C'est un indicateur précieux pour suivre l'évolution de l'épidémie de coronavirus dans la région. L'analyse des selles dans les eaux usées des stations d'épuration permet d'anticiper les rebonds épidémiques, avec parfois jusqu'à trois semaines d'avance. Laurent Moulin, responsable Recherche et Développement au laboratoire d'Eau de Paris, confirme sur France Bleu Paris la tendance à la hausse depuis la fin de l'année, alors que le gouvernement s'apprête à annoncer un nouveau tour de vis ce jeudi à 18h. "On a vu depuis la fin des vacances une augmentation de la concentration du génome viral dans les eaux usées de la région. On observe que ça augmente un peu partout en France."

L'évolution de la concentration en RNA viral de SARS CoV 2 dans les eaux usées franciliennes.
L'évolution de la concentration en RNA viral de SARS CoV 2 dans les eaux usées franciliennes. - © Eaux de Paris/Sorbonne Université/Obépine

Peut-on traquer les variants dans les eaux usées ? 

Pour l'instant, non. Les équipes du réseau Obépine (observatoire qui réunit des chercheurs pour traquer le virus dans les eaux usées partout en France), travaillent sur une méthode "en cours de finalisation". "On est en train de mettre au point une méthode qui nous permettrait de connaitre la proportion du variant anglais ou les autres. C'est plus compliqué que chez un patient, où vous avez un seul type de virus,  dans les eaux usées vous avez un mélange de selles de pleins de personnes, donc il faut modifier les méthodes pour être capable de bien discriminer dans ce mélange les variants du virus classique", explique Laurent Moulin. 

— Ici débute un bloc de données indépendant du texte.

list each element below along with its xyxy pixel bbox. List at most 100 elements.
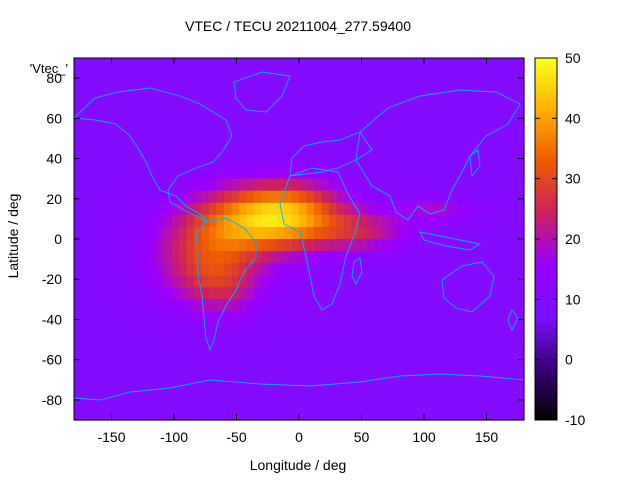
heatmap-cell	[426, 335, 435, 349]
heatmap-cell	[254, 335, 263, 349]
heatmap-cell	[366, 347, 375, 361]
heatmap-cell	[171, 251, 180, 264]
heatmap-cell	[411, 142, 420, 156]
heatmap-cell	[284, 70, 293, 83]
heatmap-cell	[419, 395, 428, 409]
heatmap-cell	[179, 251, 188, 264]
heatmap-cell	[96, 94, 105, 107]
heatmap-cell	[516, 407, 525, 421]
heatmap-cell	[441, 371, 450, 385]
heatmap-cell	[126, 311, 135, 325]
heatmap-cell	[254, 275, 263, 288]
heatmap-cell	[96, 130, 105, 144]
heatmap-cell	[231, 311, 240, 325]
heatmap-cell	[381, 214, 390, 228]
heatmap-cell	[284, 106, 293, 119]
heatmap-cell	[494, 226, 503, 240]
heatmap-cell	[351, 226, 360, 240]
heatmap-cell	[186, 226, 195, 240]
heatmap-cell	[201, 263, 210, 276]
heatmap-cell	[201, 118, 210, 131]
heatmap-cell	[209, 407, 218, 421]
heatmap-cell	[501, 226, 510, 240]
heatmap-cell	[359, 239, 368, 252]
heatmap-cell	[111, 275, 120, 288]
heatmap-cell	[96, 226, 105, 240]
heatmap-cell	[231, 263, 240, 276]
heatmap-cell	[426, 202, 435, 216]
heatmap-cell	[336, 202, 345, 216]
heatmap-cell	[141, 239, 150, 252]
heatmap-cell	[396, 118, 405, 131]
heatmap-cell	[366, 106, 375, 119]
heatmap-cell	[156, 142, 165, 156]
heatmap-cell	[89, 239, 98, 252]
heatmap-cell	[389, 106, 398, 119]
heatmap-cell	[104, 407, 113, 421]
heatmap-cell	[254, 299, 263, 312]
heatmap-cell	[396, 202, 405, 216]
heatmap-cell	[291, 130, 300, 144]
heatmap-cell	[74, 58, 83, 71]
heatmap-cell	[186, 395, 195, 409]
heatmap-cell	[336, 58, 345, 71]
heatmap-cell	[494, 263, 503, 276]
heatmap-cell	[471, 275, 480, 288]
heatmap-cell	[141, 202, 150, 216]
heatmap-cell	[246, 190, 255, 204]
heatmap-cell	[231, 347, 240, 361]
heatmap-cell	[321, 106, 330, 119]
heatmap-cell	[126, 359, 135, 373]
heatmap-cell	[171, 118, 180, 131]
heatmap-cell	[171, 82, 180, 95]
heatmap-cell	[179, 82, 188, 95]
heatmap-cell	[374, 287, 383, 300]
heatmap-cell	[126, 214, 135, 228]
heatmap-cell	[479, 202, 488, 216]
heatmap-cell	[404, 335, 413, 349]
heatmap-cell	[329, 154, 338, 168]
heatmap-cell	[479, 251, 488, 264]
heatmap-cell	[351, 395, 360, 409]
heatmap-cell	[119, 118, 128, 131]
heatmap-cell	[306, 359, 315, 373]
heatmap-cell	[209, 94, 218, 107]
heatmap-cell	[179, 263, 188, 276]
heatmap-cell	[104, 106, 113, 119]
heatmap-cell	[156, 371, 165, 385]
heatmap-cell	[441, 263, 450, 276]
heatmap-cell	[119, 287, 128, 300]
heatmap-cell	[299, 299, 308, 312]
heatmap-cell	[321, 214, 330, 228]
heatmap-cell	[456, 58, 465, 71]
heatmap-cell	[216, 323, 225, 337]
heatmap-cell	[261, 202, 270, 216]
heatmap-cell	[441, 347, 450, 361]
heatmap-cell	[426, 371, 435, 385]
heatmap-cell	[306, 190, 315, 204]
heatmap-cell	[329, 130, 338, 144]
heatmap-cell	[231, 130, 240, 144]
heatmap-cell	[486, 347, 495, 361]
heatmap-cell	[359, 299, 368, 312]
heatmap-cell	[486, 106, 495, 119]
heatmap-cell	[329, 58, 338, 71]
heatmap-cell	[164, 383, 173, 397]
heatmap-cell	[329, 359, 338, 373]
heatmap-cell	[434, 371, 443, 385]
heatmap-cell	[306, 166, 315, 180]
heatmap-cell	[374, 214, 383, 228]
heatmap-cell	[119, 263, 128, 276]
heatmap-cell	[209, 58, 218, 71]
heatmap-cell	[336, 383, 345, 397]
heatmap-cell	[81, 287, 90, 300]
heatmap-cell	[464, 299, 473, 312]
heatmap-cell	[171, 239, 180, 252]
heatmap-cell	[396, 106, 405, 119]
heatmap-cell	[96, 407, 105, 421]
heatmap-cell	[509, 359, 518, 373]
heatmap-cell	[329, 395, 338, 409]
heatmap-cell	[89, 371, 98, 385]
heatmap-cell	[111, 82, 120, 95]
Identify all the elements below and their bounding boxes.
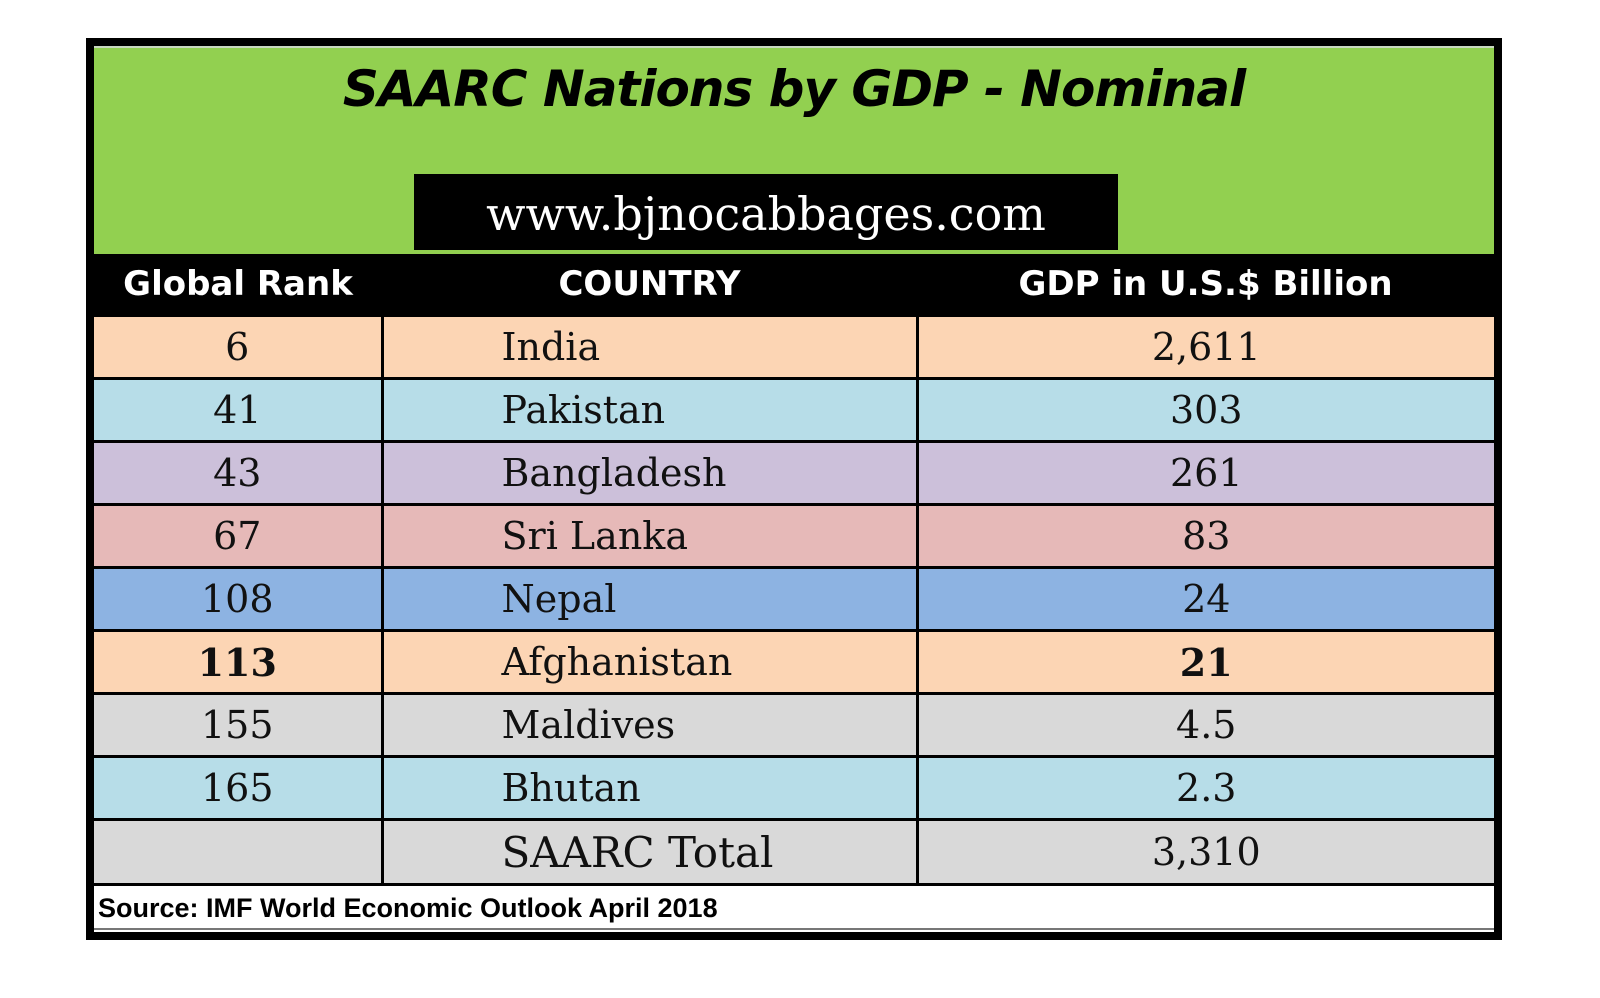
country-cell: Pakistan: [380, 377, 919, 443]
table-row: 108 Nepal 24: [94, 566, 1494, 632]
total-row: SAARC Total 3,310: [94, 818, 1494, 886]
column-header-rank: Global Rank: [94, 254, 382, 316]
infographic-frame: SAARC Nations by GDP - Nominal www.bjnoc…: [86, 38, 1502, 940]
website-label: www.bjnocabbages.com: [414, 174, 1118, 250]
table-row: 165 Bhutan 2.3: [94, 755, 1494, 821]
total-gdp: 3,310: [915, 818, 1494, 886]
country-cell: Bangladesh: [380, 440, 919, 506]
column-header-gdp: GDP in U.S.$ Billion: [917, 254, 1494, 316]
gdp-cell: 303: [915, 377, 1494, 443]
table-row: 67 Sri Lanka 83: [94, 503, 1494, 569]
rank-cell: 113: [94, 629, 384, 695]
rank-cell: 43: [94, 440, 384, 506]
country-cell: Maldives: [380, 692, 919, 758]
gdp-cell: 4.5: [915, 692, 1494, 758]
table-row: 113 Afghanistan 21: [94, 629, 1494, 695]
gdp-cell: 2.3: [915, 755, 1494, 821]
gdp-cell: 83: [915, 503, 1494, 569]
country-cell: Bhutan: [380, 755, 919, 821]
total-label: SAARC Total: [380, 818, 919, 886]
rank-cell: 6: [94, 314, 384, 380]
rank-cell: 155: [94, 692, 384, 758]
table-row: 155 Maldives 4.5: [94, 692, 1494, 758]
infographic-content: SAARC Nations by GDP - Nominal www.bjnoc…: [94, 46, 1494, 932]
gdp-cell: 2,611: [915, 314, 1494, 380]
title-banner: SAARC Nations by GDP - Nominal www.bjnoc…: [94, 46, 1494, 254]
gdp-table: Global Rank COUNTRY GDP in U.S.$ Billion…: [94, 254, 1494, 886]
rank-cell: 108: [94, 566, 384, 632]
gdp-cell: 261: [915, 440, 1494, 506]
table-row: 6 India 2,611: [94, 314, 1494, 380]
rank-cell: 41: [94, 377, 384, 443]
rank-cell: 67: [94, 503, 384, 569]
country-cell: Afghanistan: [380, 629, 919, 695]
country-cell: Sri Lanka: [380, 503, 919, 569]
rank-cell: [94, 818, 384, 886]
country-cell: India: [380, 314, 919, 380]
rank-cell: 165: [94, 755, 384, 821]
table-row: 41 Pakistan 303: [94, 377, 1494, 443]
page-title: SAARC Nations by GDP - Nominal: [342, 60, 1246, 118]
source-note: Source: IMF World Economic Outlook April…: [94, 886, 1494, 930]
gdp-cell: 21: [915, 629, 1494, 695]
country-cell: Nepal: [380, 566, 919, 632]
table-header-row: Global Rank COUNTRY GDP in U.S.$ Billion: [94, 254, 1494, 316]
gdp-cell: 24: [915, 566, 1494, 632]
column-header-country: COUNTRY: [382, 254, 917, 316]
table-row: 43 Bangladesh 261: [94, 440, 1494, 506]
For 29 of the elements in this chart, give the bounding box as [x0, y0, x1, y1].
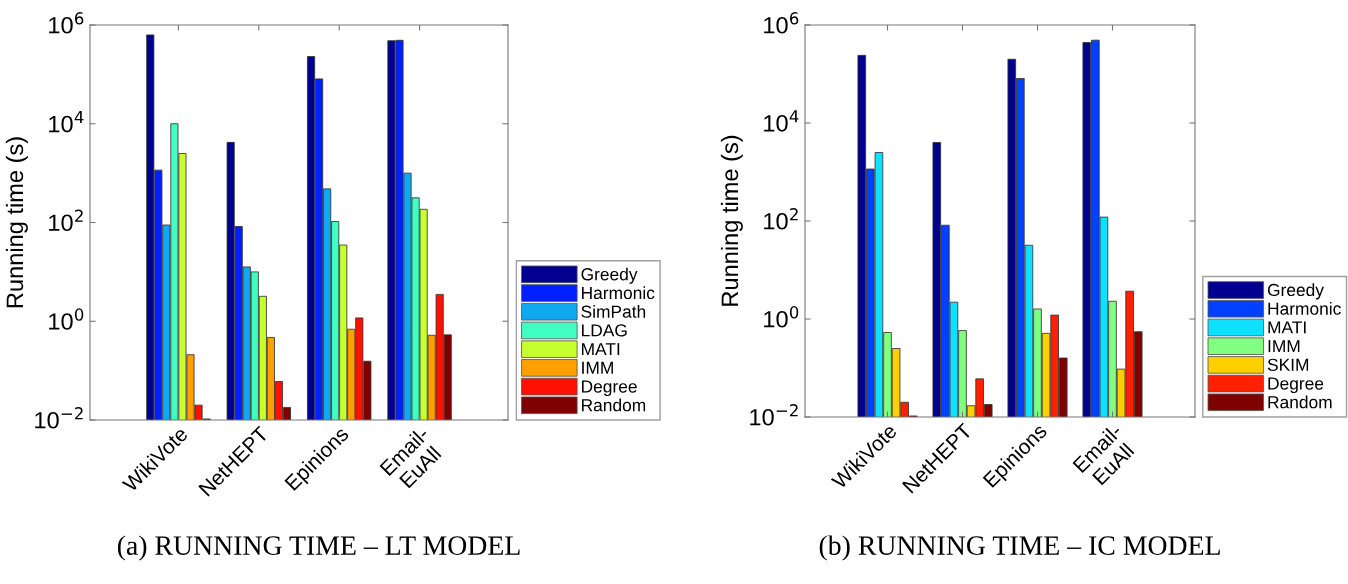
y-tick-label: 10$^{2}$	[49, 209, 83, 232]
y-tick-label: 10$^{6}$	[764, 12, 799, 34]
legend-label: MATI	[1268, 321, 1306, 334]
y-tick-label: 10$^{−2}$	[35, 407, 83, 429]
y-tick-label: 10$^{−2}$	[750, 404, 798, 426]
legend-label: Degree	[582, 380, 637, 397]
y-tick-label: 10$^{0}$	[764, 306, 799, 328]
legend-label: Greedy	[581, 267, 638, 284]
legend-label: MATI	[582, 343, 620, 356]
legend-label: SKIM	[1267, 358, 1309, 371]
legend-label: Harmonic	[1268, 302, 1341, 315]
y-axis-title: Running time (s)	[720, 135, 743, 306]
y-tick-label: 10$^{4}$	[764, 110, 799, 132]
legend-label: Random	[1268, 395, 1332, 409]
y-tick-label: 10$^{6}$	[49, 12, 84, 34]
text: (b) RUNNING TIME – IC MODEL	[819, 535, 1220, 561]
legend-label: Greedy	[1267, 283, 1324, 300]
legend-label: LDAG	[582, 324, 627, 337]
y-tick-label: 10$^{0}$	[49, 308, 84, 330]
y-tick-label: 10$^{4}$	[49, 111, 84, 133]
legend-label: Harmonic	[582, 286, 655, 300]
y-axis-title: Running time (s)	[5, 137, 28, 308]
y-tick-label: 10$^{2}$	[764, 208, 798, 230]
legend-label: SimPath	[581, 305, 646, 318]
legend-label: IMM	[1268, 340, 1300, 353]
legend-label: IMM	[582, 361, 613, 374]
legend-label: Random	[582, 398, 646, 412]
text: (a) RUNNING TIME – LT MODEL	[117, 535, 520, 561]
legend-label: Degree	[1268, 377, 1324, 394]
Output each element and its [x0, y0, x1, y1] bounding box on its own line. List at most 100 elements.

Repérer les concentrations du virus dans les eaux usées est un outil pertinent car il permet d'avoir un coup d'avance dans la course contre l'épidémie, "parce les gens qui excrètent du virus par leurs selles, le font avant d'avoir des symptômes, et donc d'aller se faire diagnostiquer dans les centres d'analyses"."On est précoce, on a observé jusqu'à 15 jours, trois semaines d'avance quand on est sur des niveaux de charge virale très faibles (comme lors de la reprise de l'épidémie après le premier confinement), quand on est sur des charges virales très élevées, on a quelques jours d'avance."

Cet outil permet aussi de mesurer l'efficacité des mesures mises en place. "On a très bien vu l'effet des deux confinements avec l'effet moins fort du deuxième confinement moins drastique. Et on a observé une réduction de l'augmentation dès la mise en place du couvre feu. Pour l'instant on n'a pas observé vraiment de différences entre le couvre feu de 18h et 20h. Mais on n'a pas encore fait de comparaison au niveau national."